Emperors and kings! in vain you strive
Your torments to conceal—
The age is come that shakes your thrones,
Tramples in dust despotic crowns,
And bids the sceptre fail.
In western worlds the flame began:
From thence to France it flew—
Through Europe, now, it takes its way,
Beams an insufferable day,
And lays all tyrants low.
Genius of France! pursue the chace
Till Reason's laws restore
Man to be Man, in every clime;—
That Being, active, great, sublime
Debas'd in dust no more.
In dreadful pomp he takes his way
O'er ruin'd crowns, demolish'd thrones—
Pale tyrants shrink before his blaze—
Round him terrific lightnings play—
With eyes of fire, he looks them through,
Crushes the vile despotic crew,
And Pride in ruin lays.
[95] Published in the Jersey Chronicle, May 23, 1795, from which the text is taken. It forms the basis of the poem "On the Royal Coalition Against Republican Liberty," in the 1815 edition, but the later form is so greatly inferior that I have not hesitated to reproduce the earlier version.
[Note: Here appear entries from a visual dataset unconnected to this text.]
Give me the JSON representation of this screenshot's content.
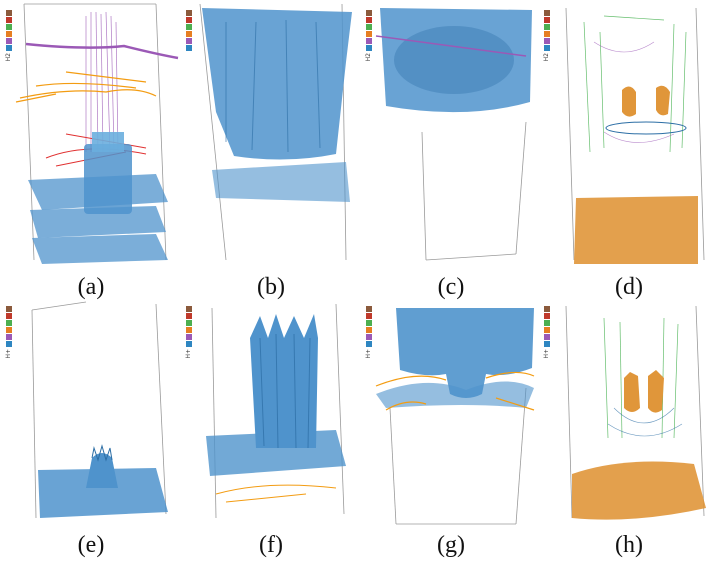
{
  "figure": {
    "panels": [
      {
        "id": "a",
        "caption": "(a)",
        "legend_label": "H2",
        "show_legend": true
      },
      {
        "id": "b",
        "caption": "(b)",
        "legend_label": "",
        "show_legend": true
      },
      {
        "id": "c",
        "caption": "(c)",
        "legend_label": "H2",
        "show_legend": true
      },
      {
        "id": "d",
        "caption": "(d)",
        "legend_label": "H2",
        "show_legend": true
      },
      {
        "id": "e",
        "caption": "(e)",
        "legend_label": "H+",
        "show_legend": true
      },
      {
        "id": "f",
        "caption": "(f)",
        "legend_label": "H+",
        "show_legend": true
      },
      {
        "id": "g",
        "caption": "(g)",
        "legend_label": "H+",
        "show_legend": true
      },
      {
        "id": "h",
        "caption": "(h)",
        "legend_label": "H+",
        "show_legend": true
      }
    ],
    "legend_colors": [
      "#8b5a3c",
      "#c0392b",
      "#4caf50",
      "#e67e22",
      "#9b59b6",
      "#2e86c1"
    ],
    "colors": {
      "iso_blue": "#4f93cc",
      "iso_orange": "#e0963a",
      "line_purple": "#9b59b6",
      "line_orange": "#f39c12",
      "line_red": "#e03030",
      "line_green": "#3fae49",
      "box_grey": "#9a9a9a"
    }
  }
}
THE RIVAL SUITORS FOR AMERICA[96]
Like some fair girl in beauty's bloom,
To court her, see what suitors come!
An heiress, she, to large estate,
What rivals for her favours wait!
All haste to clasp her in their arms,
Each sees in her a thousand charms—
The Gems that on her bosom glow
Attract where love was cold—'till now.
Freed from a cruel parent's care,
This maid so wealthy and so fair
Of each that for possession sues
Can hardly tell which beau to choose.